Abstract
Health beliefs about one’s own future should be clearly expressed, sincere, and enduring to be taken seriously by clinicians when assessing risks and benefits in key health decisions. This cartoon considers how clinicians’ expressions of doubt about those beliefs can undermine patient-clinician relationships and a patient’s epistemic authority.
Figure. Childless by Choice
When clinicians treat patients with a uterus with an intervention that poses fertility risks, shared decision-making requires clinicians to express respect for a patient’s clear communication that they do not want to use their own bodies to procreate, do not want children, or some other view about how they relate their future selves to their procreative capacities.
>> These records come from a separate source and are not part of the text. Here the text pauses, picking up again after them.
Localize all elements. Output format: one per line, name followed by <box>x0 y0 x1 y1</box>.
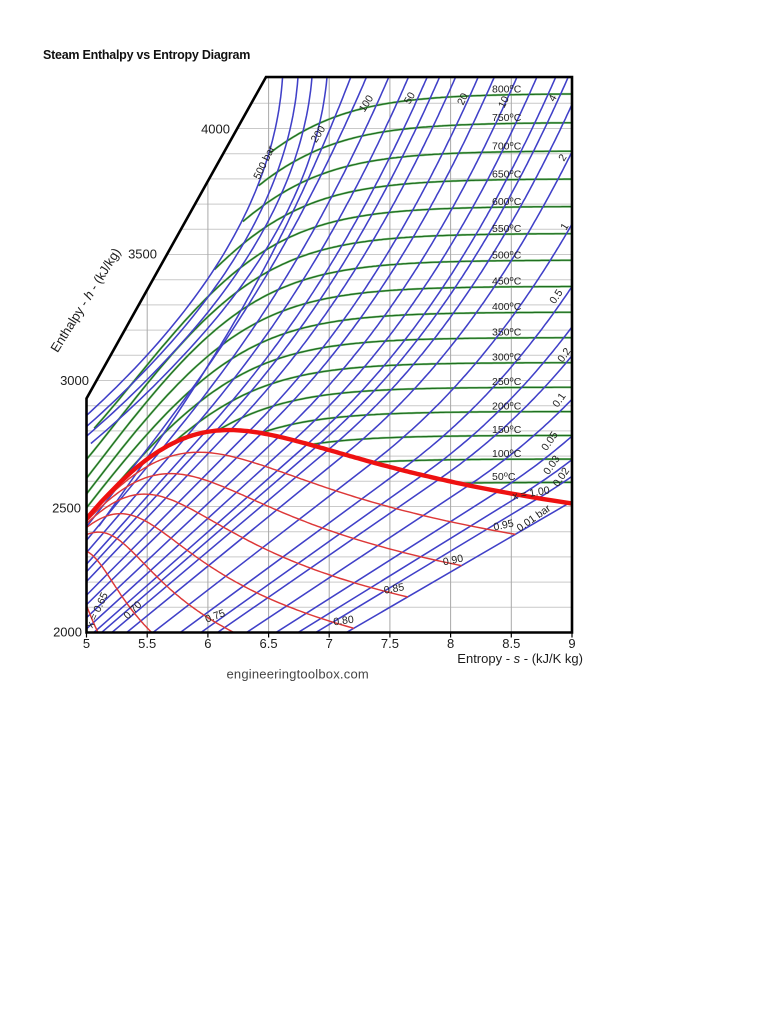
svg-text:2500: 2500 <box>52 501 81 516</box>
svg-text:7: 7 <box>326 636 333 651</box>
svg-text:10: 10 <box>496 94 512 110</box>
svg-text:8.5: 8.5 <box>502 636 520 651</box>
svg-text:150oC: 150oC <box>492 423 522 437</box>
svg-text:8: 8 <box>447 636 454 651</box>
svg-text:1: 1 <box>558 221 571 232</box>
svg-text:4000: 4000 <box>201 122 230 137</box>
svg-text:300oC: 300oC <box>492 350 522 364</box>
svg-text:600oC: 600oC <box>492 194 522 208</box>
svg-text:Entropy - s - (kJ/K kg): Entropy - s - (kJ/K kg) <box>457 651 583 666</box>
svg-text:6.5: 6.5 <box>260 636 278 651</box>
svg-text:750oC: 750oC <box>492 111 522 125</box>
svg-text:6: 6 <box>204 636 211 651</box>
svg-text:3500: 3500 <box>128 247 157 262</box>
svg-text:0.90: 0.90 <box>442 552 465 568</box>
svg-text:4: 4 <box>546 93 559 104</box>
svg-text:100oC: 100oC <box>492 446 522 460</box>
svg-text:50oC: 50oC <box>492 470 516 484</box>
svg-text:5.5: 5.5 <box>138 636 156 651</box>
svg-text:350oC: 350oC <box>492 325 522 339</box>
svg-text:200oC: 200oC <box>492 399 522 413</box>
svg-text:7.5: 7.5 <box>381 636 399 651</box>
svg-text:2: 2 <box>556 152 569 163</box>
svg-text:Steam Enthalpy vs Entropy Diag: Steam Enthalpy vs Entropy Diagram <box>43 48 250 62</box>
svg-text:50: 50 <box>402 90 418 106</box>
svg-text:3000: 3000 <box>60 373 89 388</box>
svg-text:9: 9 <box>568 636 575 651</box>
svg-text:700oC: 700oC <box>492 139 522 153</box>
svg-text:20: 20 <box>455 91 471 107</box>
svg-text:650oC: 650oC <box>492 167 522 181</box>
svg-text:2000: 2000 <box>53 625 82 640</box>
svg-text:400oC: 400oC <box>492 300 522 314</box>
svg-text:800oC: 800oC <box>492 82 522 96</box>
svg-text:0.80: 0.80 <box>333 614 355 629</box>
svg-text:550oC: 550oC <box>492 221 522 235</box>
svg-text:engineeringtoolbox.com: engineeringtoolbox.com <box>226 667 368 682</box>
svg-text:0.85: 0.85 <box>383 581 405 596</box>
svg-text:450oC: 450oC <box>492 274 522 288</box>
svg-text:250oC: 250oC <box>492 375 522 389</box>
svg-text:5: 5 <box>83 636 90 651</box>
svg-text:0.95: 0.95 <box>492 517 515 533</box>
svg-text:500oC: 500oC <box>492 248 522 262</box>
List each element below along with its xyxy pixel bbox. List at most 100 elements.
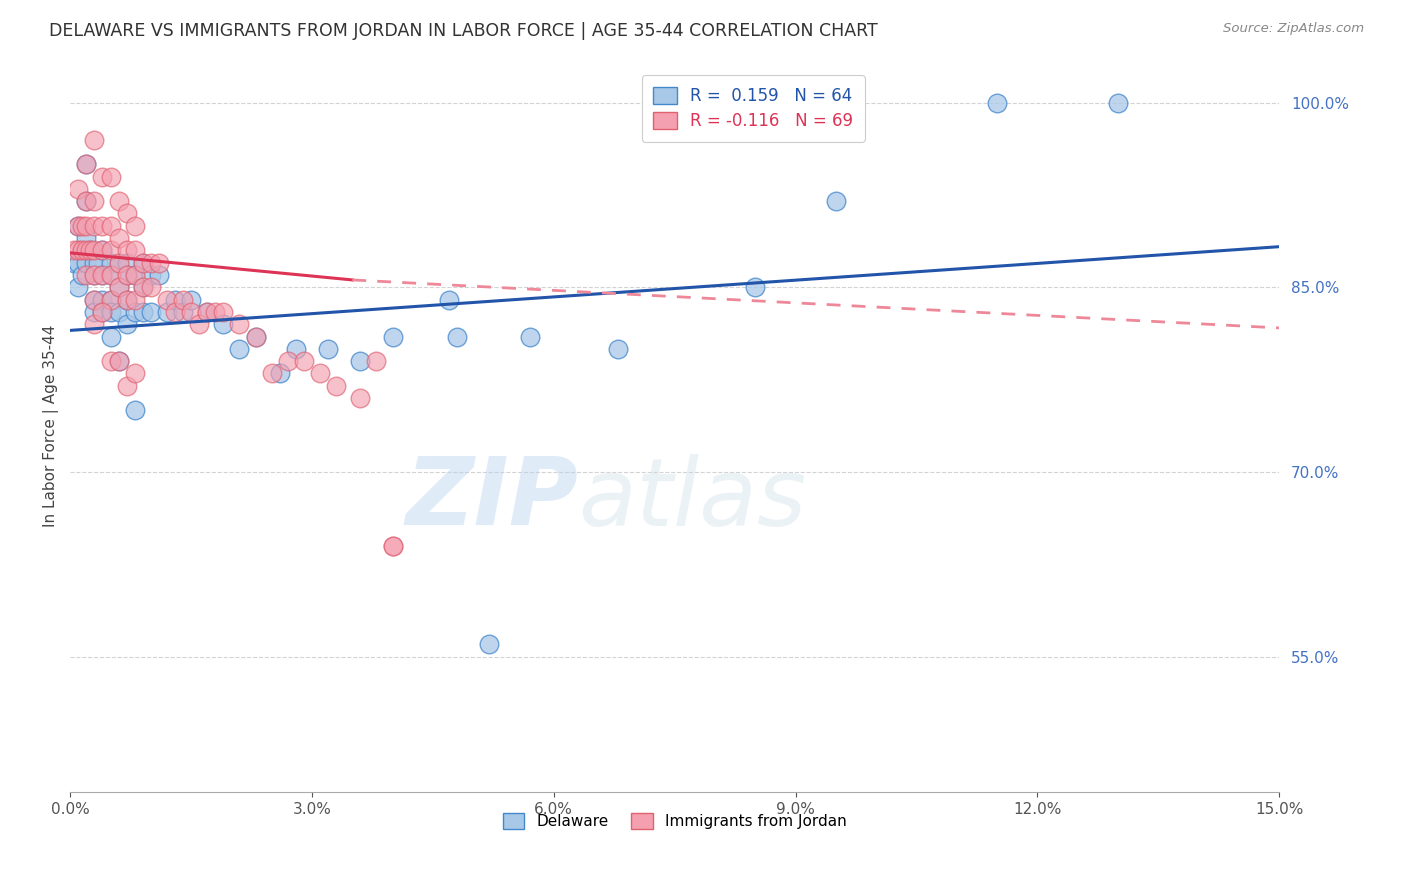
Point (83, 244, 105, 258)
Point (188, 317, 211, 331)
Point (478, 637, 501, 651)
Point (124, 403, 146, 417)
Point (228, 317, 250, 331)
Point (107, 354, 129, 368)
Point (72, 219, 94, 233)
Point (79, 244, 101, 258)
Point (67, 255, 90, 269)
Point (107, 354, 129, 368)
Point (824, 194, 846, 209)
Point (100, 354, 122, 368)
Point (519, 329, 541, 343)
Point (75, 268, 97, 282)
Point (107, 255, 129, 269)
Point (115, 293, 138, 307)
Point (115, 268, 138, 282)
Point (91, 305, 114, 319)
Point (124, 244, 146, 258)
Point (139, 280, 162, 294)
Point (91, 244, 114, 258)
Point (316, 342, 339, 356)
Point (325, 378, 347, 392)
Point (349, 391, 371, 405)
Point (83, 255, 105, 269)
Point (72, 268, 94, 282)
Point (180, 305, 202, 319)
Point (124, 305, 146, 319)
Point (115, 293, 138, 307)
Point (156, 293, 179, 307)
Point (228, 342, 250, 356)
Point (91, 293, 114, 307)
Point (115, 317, 138, 331)
Point (100, 244, 122, 258)
Point (446, 329, 468, 343)
Point (67, 280, 90, 294)
Point (132, 305, 155, 319)
Point (67, 182, 90, 196)
Point (107, 231, 129, 245)
Point (100, 305, 122, 319)
Point (100, 219, 122, 233)
Point (107, 280, 129, 294)
Point (986, 95, 1008, 110)
Text: ZIP: ZIP (405, 453, 578, 545)
Point (91, 268, 114, 282)
Point (83, 219, 105, 233)
Point (607, 342, 630, 356)
Point (148, 255, 170, 269)
Point (292, 354, 315, 368)
Text: atlas: atlas (578, 453, 806, 544)
Point (72, 244, 94, 258)
Point (72, 244, 94, 258)
Point (91, 305, 114, 319)
Point (91, 244, 114, 258)
Point (139, 305, 162, 319)
Point (100, 268, 122, 282)
Point (124, 268, 146, 282)
Legend: Delaware, Immigrants from Jordan: Delaware, Immigrants from Jordan (496, 807, 853, 836)
Point (132, 255, 155, 269)
Point (115, 268, 138, 282)
Point (91, 219, 114, 233)
Point (83, 268, 105, 282)
Point (75, 255, 97, 269)
Point (83, 293, 105, 307)
Point (83, 268, 105, 282)
Point (139, 268, 162, 282)
Point (260, 367, 283, 381)
Point (124, 268, 146, 282)
Point (100, 169, 122, 184)
Point (83, 305, 105, 319)
Point (100, 329, 122, 343)
Point (132, 280, 155, 294)
Point (83, 317, 105, 331)
Point (269, 367, 291, 381)
Point (100, 293, 122, 307)
Point (381, 539, 404, 553)
Point (83, 194, 105, 209)
Point (124, 367, 146, 381)
Point (172, 305, 194, 319)
Point (115, 244, 138, 258)
Point (381, 329, 404, 343)
Point (172, 293, 194, 307)
Point (139, 255, 162, 269)
Point (156, 305, 179, 319)
Point (100, 268, 122, 282)
Point (437, 293, 460, 307)
Point (83, 133, 105, 147)
Point (67, 219, 90, 233)
Point (91, 169, 114, 184)
Point (744, 280, 766, 294)
Point (366, 354, 388, 368)
Point (381, 539, 404, 553)
Point (349, 354, 371, 368)
Point (204, 305, 226, 319)
Point (245, 329, 267, 343)
Point (75, 231, 97, 245)
Point (1107, 95, 1129, 110)
Point (309, 367, 332, 381)
Point (83, 293, 105, 307)
Point (87, 255, 110, 269)
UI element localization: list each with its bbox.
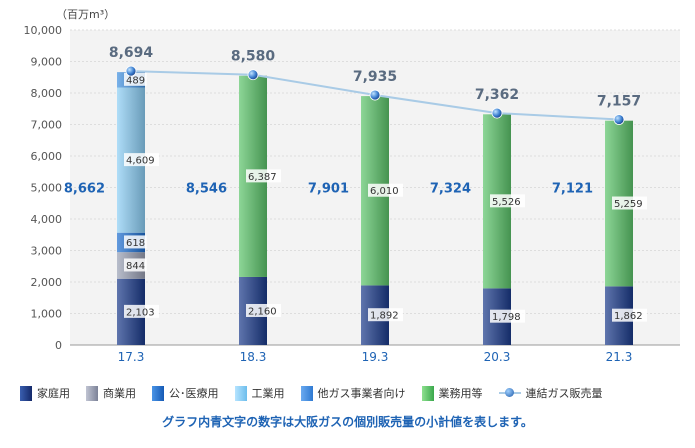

Clinicians’ overemphasis on future pregnancy and fertility or continued expressions of doubt about the sincerity or endurance of a preference undermines a patient’s epistemic authority in decision-making. The patient in this work has carefully staged what they want to say and clearly states their view with a garland of capital letters while dressed in a top hat and suit. Even with fireworks as background spectacle, their clinician still seems to find room for doubt about the patient’s performative communication and their preferences and desires for their future self. Clinicians’ expressions of doubt, especially when persistent, can also make patients feel unheard and dismissed and, perhaps, cause them to wonder, Why do you think I’ve not thought about this? Why do I have to demonstrate the endurance or sincerity of my view? This cartoon also asks, What kind of show must patients, who can bear children but choose not to, perform for their clinicians in order to be taken at their word?